Ну да, страшно. Очень страшно. Особенно боли в последний миг. А еще больше — картин, которые рисует трусливый мозг: разрытая яма в земле, стук сырых комьев о крышку гроба, могильные черви в глазницах. И еще что-то такое из детства, из «Страшной мести»: «В бездонном провале грызут мертвецы мертвеца, и лежащий под землею мертвец растет, гложет в страшных муках свои кости и страшно трясет всю землю».

Чушь, чушь, чушь".

«Мне пора»

Спорили жарко, перекрикивая друг друга.

— Место, где проходят заседания — секрет Полишинеля! — доказывал прозектор Гораций. — Сирано наверняка выдал адрес редакционному начальству! Не удивлюсь, если из соседних окон за домом следят газетные писаки. А однажды мы выйдем после заседания, и навстречу нам вспыхнут магниевые блицы! Нужно временно прекратить наши собрания.

— Глупость и чушь! — горячо возражал ему Розенкранц. — Ви маловерный человек! Нужно доверять Schicksal!

— Судьбе, — пришел ему на выручку брат.

— Да-да, зудьбе! Пусть будет, как будет!

— Навряд ли Сирано проболтался, — поддержал молодого человека Критон. — Зачем бы он стал резать курочку, которая несла ему золотые яйца?

А простодушная Ифигения, похлопав глазками, сказала то, о чем молчали прочие:

— Господа, лучше уж вместе, а? Вы же видите, Она играет по собственным правилам. Кого хочет, того и забирает. Страшно сидеть одной дома, там даже не поговоришь ни с кем, а здесь все свои…

«Любовники» переглянулись, наступила пауза. Мы похожи не то на соучастников преступления, не то на осужденных в ожидании казни, подумала Коломбина.

— Да где же Просперо? — жалобно спросил Петя, оглядываясь на дверь. — Что он-то думает?

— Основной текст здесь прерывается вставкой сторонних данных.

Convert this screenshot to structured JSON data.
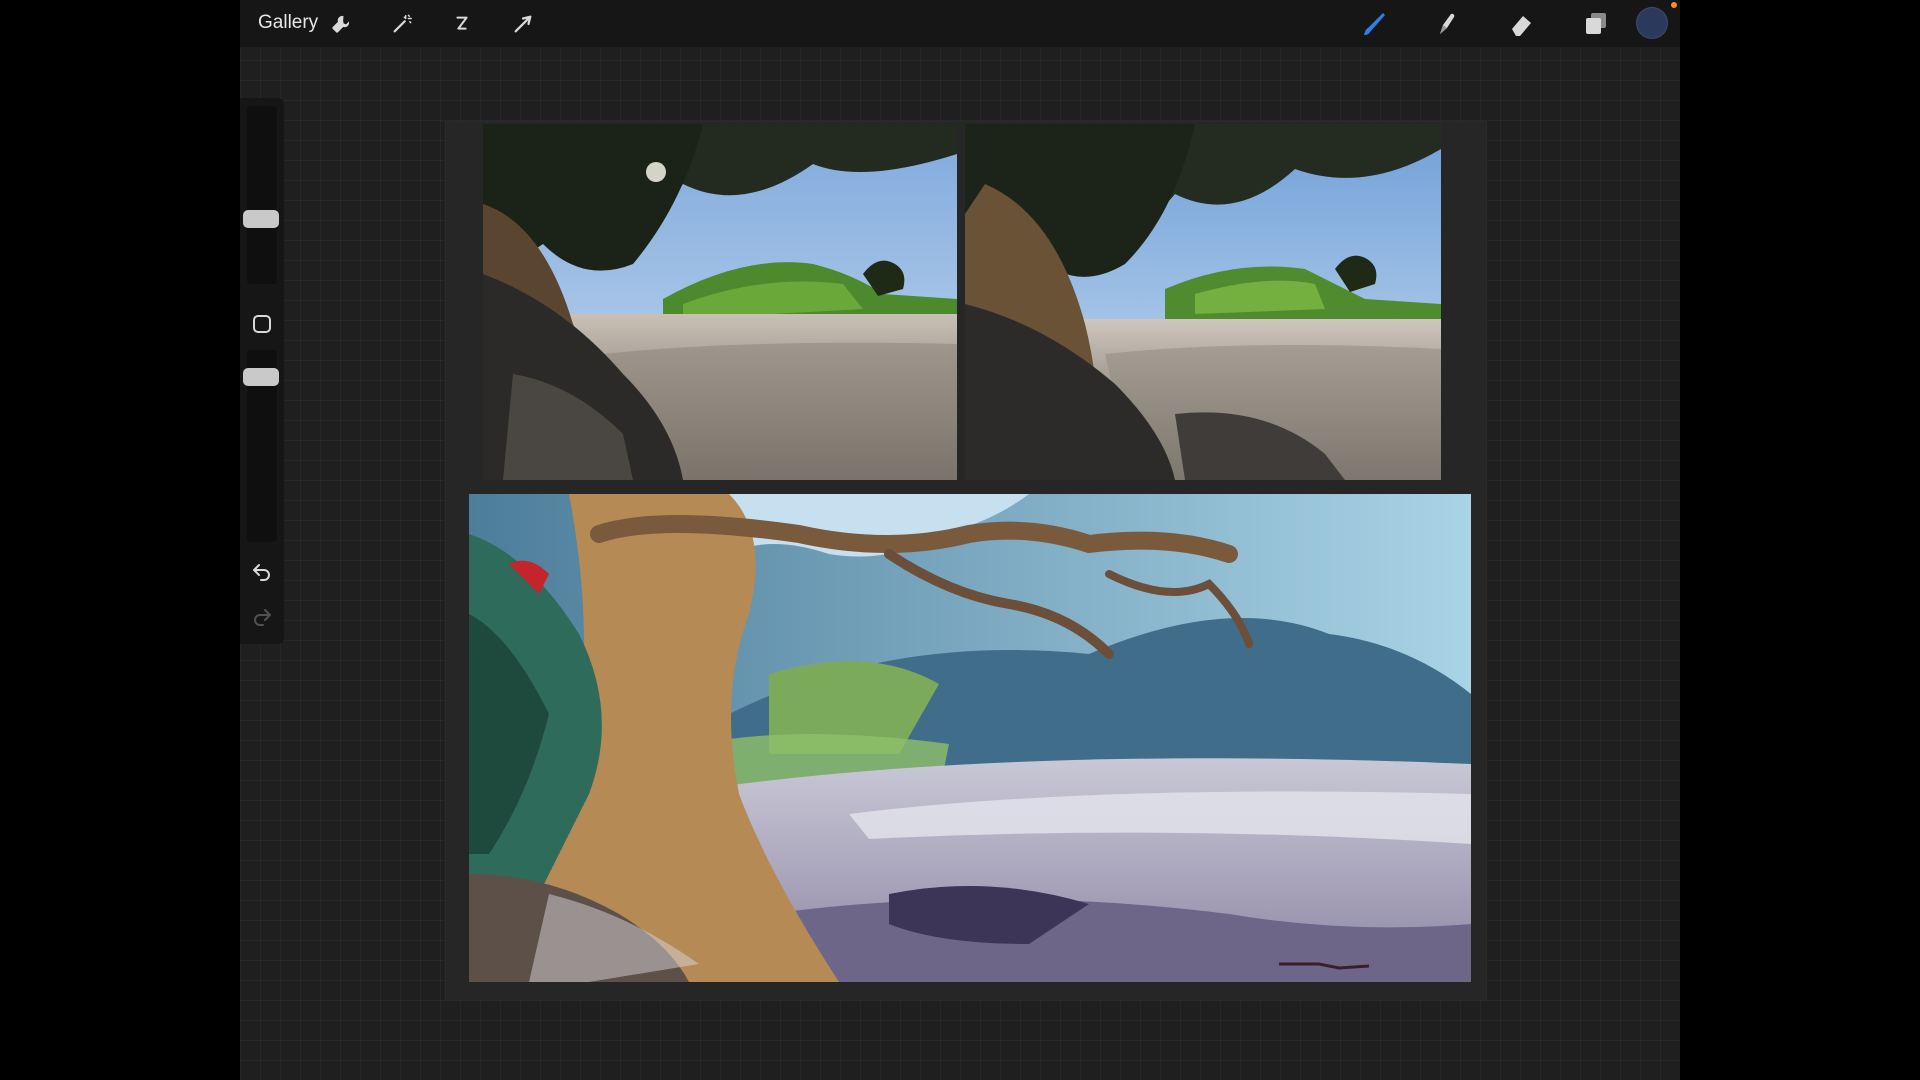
{
  "toolbar": {
    "gallery_label": "Gallery",
    "left_tools": [
      {
        "icon": "wrench-icon",
        "name": "actions"
      },
      {
        "icon": "magic-wand-icon",
        "name": "adjustments"
      },
      {
        "icon": "selection-icon",
        "name": "selection"
      },
      {
        "icon": "arrow-cursor-icon",
        "name": "transform"
      }
    ],
    "right_tools": [
      {
        "icon": "brush-icon",
        "name": "brush",
        "active": true,
        "color": "#2f7fe6"
      },
      {
        "icon": "smudge-icon",
        "name": "smudge"
      },
      {
        "icon": "eraser-icon",
        "name": "eraser"
      },
      {
        "icon": "layers-icon",
        "name": "layers"
      }
    ],
    "current_color": "#2b3a5c",
    "notification_color": "#ff8a1f"
  },
  "sidebar": {
    "brush_size_icon": "slider-thumb",
    "modify_icon": "square-outline-icon",
    "opacity_icon": "slider-thumb",
    "undo_icon": "undo-arrow-icon",
    "redo_icon": "redo-arrow-icon"
  },
  "canvas": {
    "images": [
      {
        "name": "reference-photo-left",
        "subject": "photo"
      },
      {
        "name": "reference-photo-right",
        "subject": "photo"
      },
      {
        "name": "gouache-painting",
        "subject": "painting"
      }
    ]
  }
}
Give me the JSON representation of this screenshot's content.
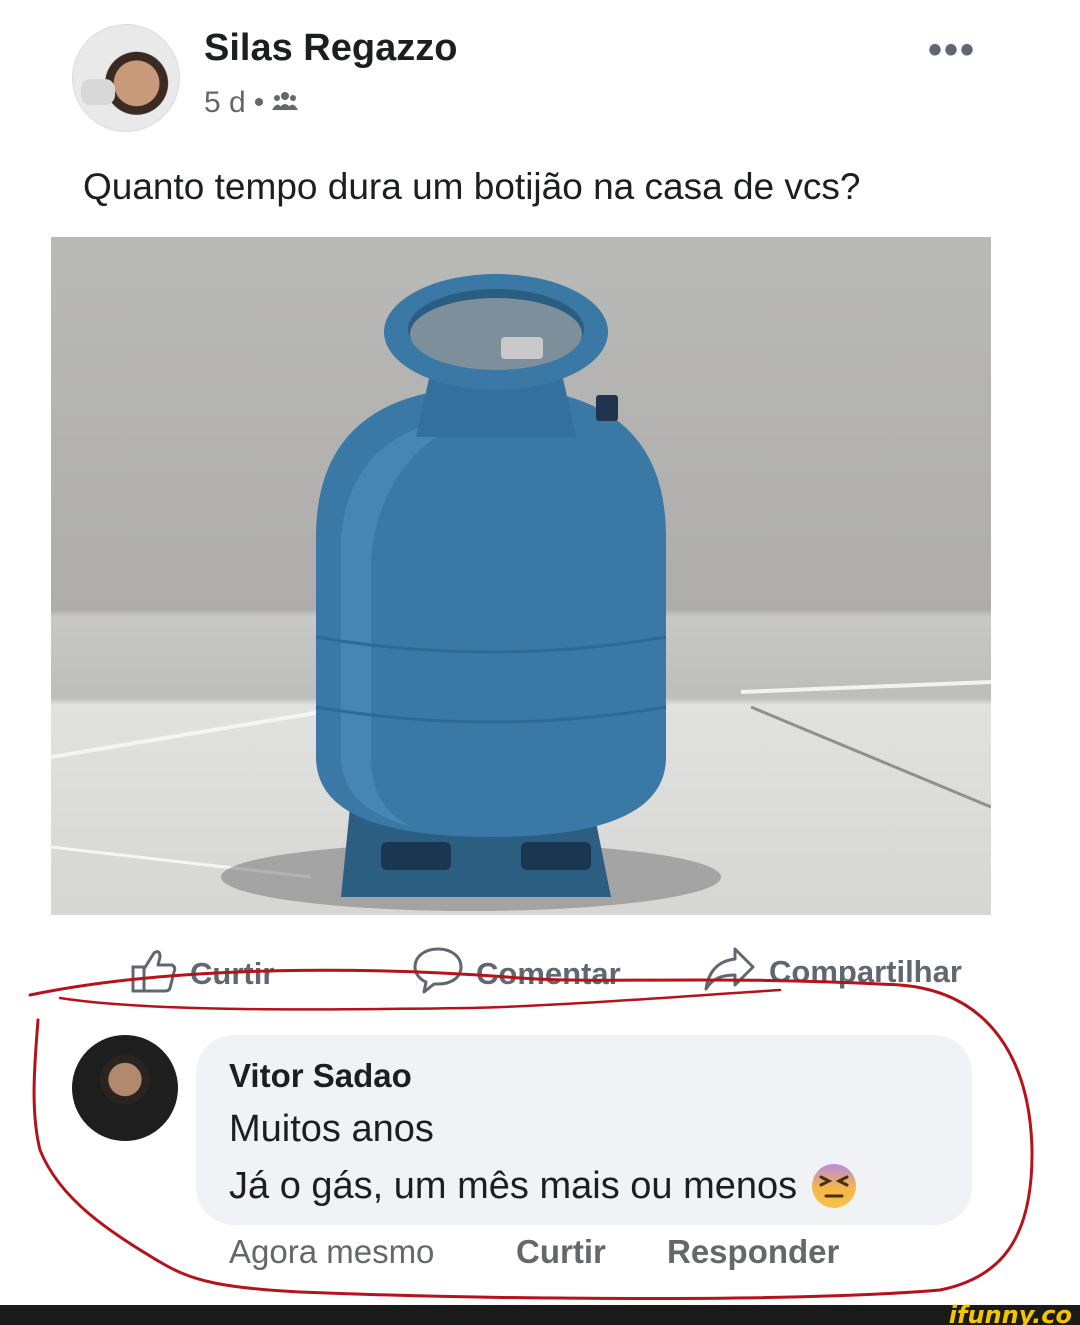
{
  "post": {
    "author": "Silas Regazzo",
    "time": "5 d",
    "separator": "•",
    "audience_icon": "friends-icon",
    "more_icon": "•••",
    "text": "Quanto tempo dura um botijão na casa de vcs?",
    "image": "blue-gas-cylinder-photo"
  },
  "actions": {
    "like": "Curtir",
    "comment": "Comentar",
    "share": "Compartilhar"
  },
  "comment": {
    "author": "Vitor Sadao",
    "line1": "Muitos anos",
    "line2": "Já o gás, um mês mais ou menos",
    "emoji": "dizzy-face-emoji",
    "time": "Agora mesmo",
    "like": "Curtir",
    "reply": "Responder"
  },
  "colors": {
    "highlight_stroke": "#b5121b",
    "bubble": "#f0f2f5",
    "secondary_text": "#65676b",
    "watermark": "#f5c400"
  },
  "watermark": "ifunny.co"
}
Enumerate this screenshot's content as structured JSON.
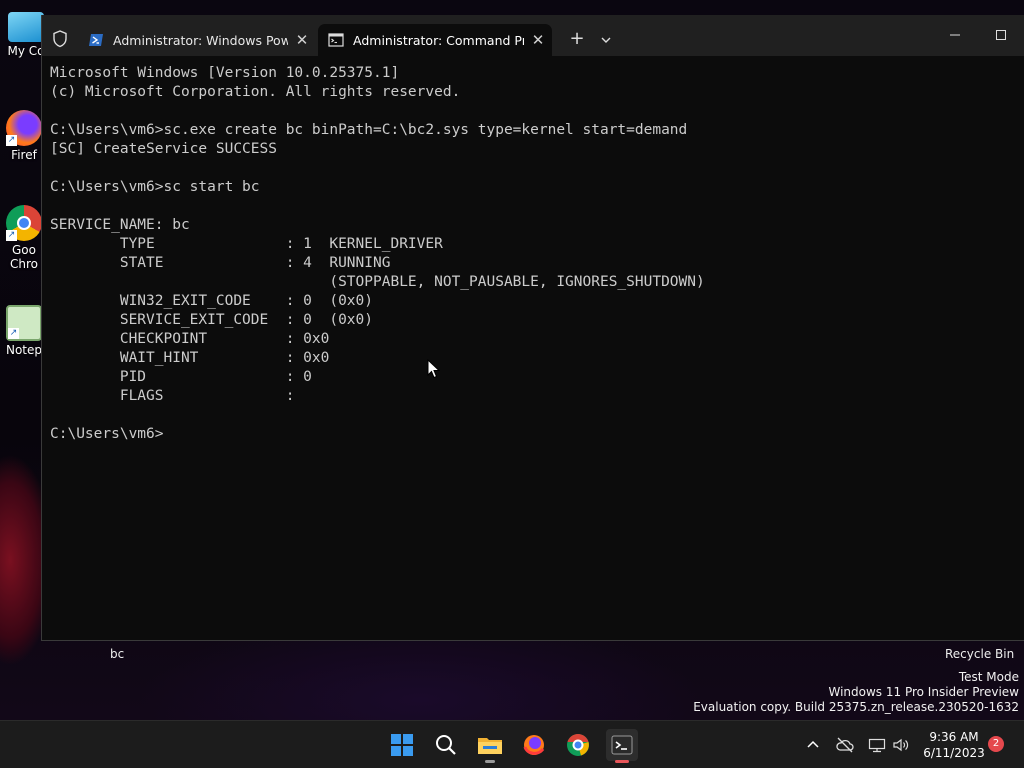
{
  "desktop": {
    "icons": [
      {
        "label": "My Co",
        "icon": "computer-icon"
      },
      {
        "label": "Firef",
        "icon": "firefox-icon"
      },
      {
        "label": "Goo Chro",
        "icon": "chrome-icon"
      },
      {
        "label": "Notep",
        "icon": "notepad-icon"
      }
    ],
    "selected_label": "bc",
    "recycle_bin_label": "Recycle Bin",
    "watermark": {
      "line1": "Test Mode",
      "line2": "Windows 11 Pro Insider Preview",
      "line3": "Evaluation copy. Build 25375.zn_release.230520-1632"
    }
  },
  "terminal": {
    "tabs": [
      {
        "title": "Administrator: Windows Power",
        "icon": "powershell-icon",
        "active": false
      },
      {
        "title": "Administrator:  Command Pro",
        "icon": "cmd-icon",
        "active": true
      }
    ],
    "new_tab_symbol": "+",
    "dropdown_symbol": "⌄",
    "minimize_symbol": "—",
    "lines": [
      "Microsoft Windows [Version 10.0.25375.1]",
      "(c) Microsoft Corporation. All rights reserved.",
      "",
      "C:\\Users\\vm6>sc.exe create bc binPath=C:\\bc2.sys type=kernel start=demand",
      "[SC] CreateService SUCCESS",
      "",
      "C:\\Users\\vm6>sc start bc",
      "",
      "SERVICE_NAME: bc",
      "        TYPE               : 1  KERNEL_DRIVER",
      "        STATE              : 4  RUNNING",
      "                                (STOPPABLE, NOT_PAUSABLE, IGNORES_SHUTDOWN)",
      "        WIN32_EXIT_CODE    : 0  (0x0)",
      "        SERVICE_EXIT_CODE  : 0  (0x0)",
      "        CHECKPOINT         : 0x0",
      "        WAIT_HINT          : 0x0",
      "        PID                : 0",
      "        FLAGS              :",
      "",
      "C:\\Users\\vm6>"
    ]
  },
  "taskbar": {
    "apps": [
      "start-icon",
      "search-icon",
      "file-explorer-icon",
      "firefox-icon",
      "chrome-icon",
      "terminal-icon"
    ],
    "clock": {
      "time": "9:36 AM",
      "date": "6/11/2023"
    },
    "notification_count": "2",
    "tray_chevron": "^"
  },
  "colors": {
    "terminal_bg": "#0c0c0c",
    "titlebar_bg": "#202020",
    "text": "#cccccc",
    "taskbar_bg": "#1c1c1c",
    "accent": "#e8565a"
  }
}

Гэндзи отсел в угол — выкурить сигару. Хладнокровно выпускал струйки голубоватого дыма, в разговоре участия не принимал. Помалкивал и Калибан, слушавший спорщиков со снисходительной улыбкой.

Бухгалтер нынче вообще держался таинственно. Куда только подевалась всегдашняя нетерпеливая порывистость, с которой он дожидался спиритического сеанса или игры в «колесо Смерти»?

Калибан подал голос лишь тогда, когда в салон вошел дож, облаченный в черную судейскую мантию. Тут самый неистовый из паладинов Смерти вышел на середину комнаты и выкрикнул:

— Полно нести вздор! Лучше послушайте меня! Пришел и на мою улицу праздник! Я избран! Я тоже получил послание! — Он помахал каким-то листком. — Вот, можете удостовериться. Я ничего не прячу. Это факт, а не плод фантазии.

Последняя реплика, сопровожденная презрительным взглядом, предназначалась Коломбине.

Все сгрудились вокруг бухгалтера. Из рук в руки переходил маленький, в одну восьмую писчего листа прямоугольник, на котором печатными буквами было написано: «Испытан, одобрен, призван».

— Именно, что испытан! — возбужденно объяснял Калибан. — На терпение и на верность. Теперь понятно, отчего Она так долго меня мучила. Проверяла на постоянство. И я прошел экзамен. Видите — «одобрен»! И призван! Я пришел попрощаться, пожелать всем вам такой же удачи, извиниться за то, что иногда бывал резок. Не поминайте лихом Савелия Папушина, наимерзейшего из всех земных грешников. Таково мое настоящее имя, теперь что уж скрывать — всё одно в газетах пропишут. Помилован по амнистии, вчистую! Поздравьте меня, господа! И еще я хочу поблагодарить вас, дорогой Учитель. — Он прочувствованно схватил Просперо за руку. — Если бы не вы, я так и не вышел бы из сумасшедшего дома. Катался бы по полу и выл, как собака. Вы вернули мне надежду и не обманули ее! Спасибо!

Калибан смахнул красной ручищей слезу, растроганно высморкался.

— А ну позвольте-ка.

Просперо со скептическим видом взял бумажку, повертел ее так и этак.

— Что ж, испытывать так испытывать, — задумчиво произнес он и вдруг поднес листок к свечке.

Послание сразу же загорелось, чернея и сворачиваясь. Бухгалтер истошно взвыл:

— Что вы наделали! Это же послание Вечной Невесты!

— Тебя разыграли, бедный Калибан, — покачал головой Дож. — Зачем так жестоко шутить, господа?

У Калибана от ужаса глаза полезли из орбит.

— Как… как вы можете, Учитель?!

— Успокойся, — строго сказал ему Просперо. — Это послание написано не Смертью, а человеком. В старинных книгах совершенно определенно сказано, что письма от Иносущего в огне не горят.

Тут Дож вдруг обернулся к Коломбине:

— Ты говоришь, что Смерть уже дважды писала тебе. Скажи, пробовала ли ты записки на воспламеняемость?

— Конечно, пробовала, — быстро ответила Коломбина, но внутри у нее всё так и сжалось.

Розыгрыш! Подлый розыгрыш! Кто-то из соискателей подсунул ей эти листочки, чтобы поглумиться! Выбрали двух самых глупых, ее и этого идиота Калибана?

Сразу же обожгла догадка. Жертва обмана метнула испепеляющий взгляд на Горгону — не ухмыляется ли. Та ответила взором, исполненным еще более жгучей неприязни. Ага, выдала себя!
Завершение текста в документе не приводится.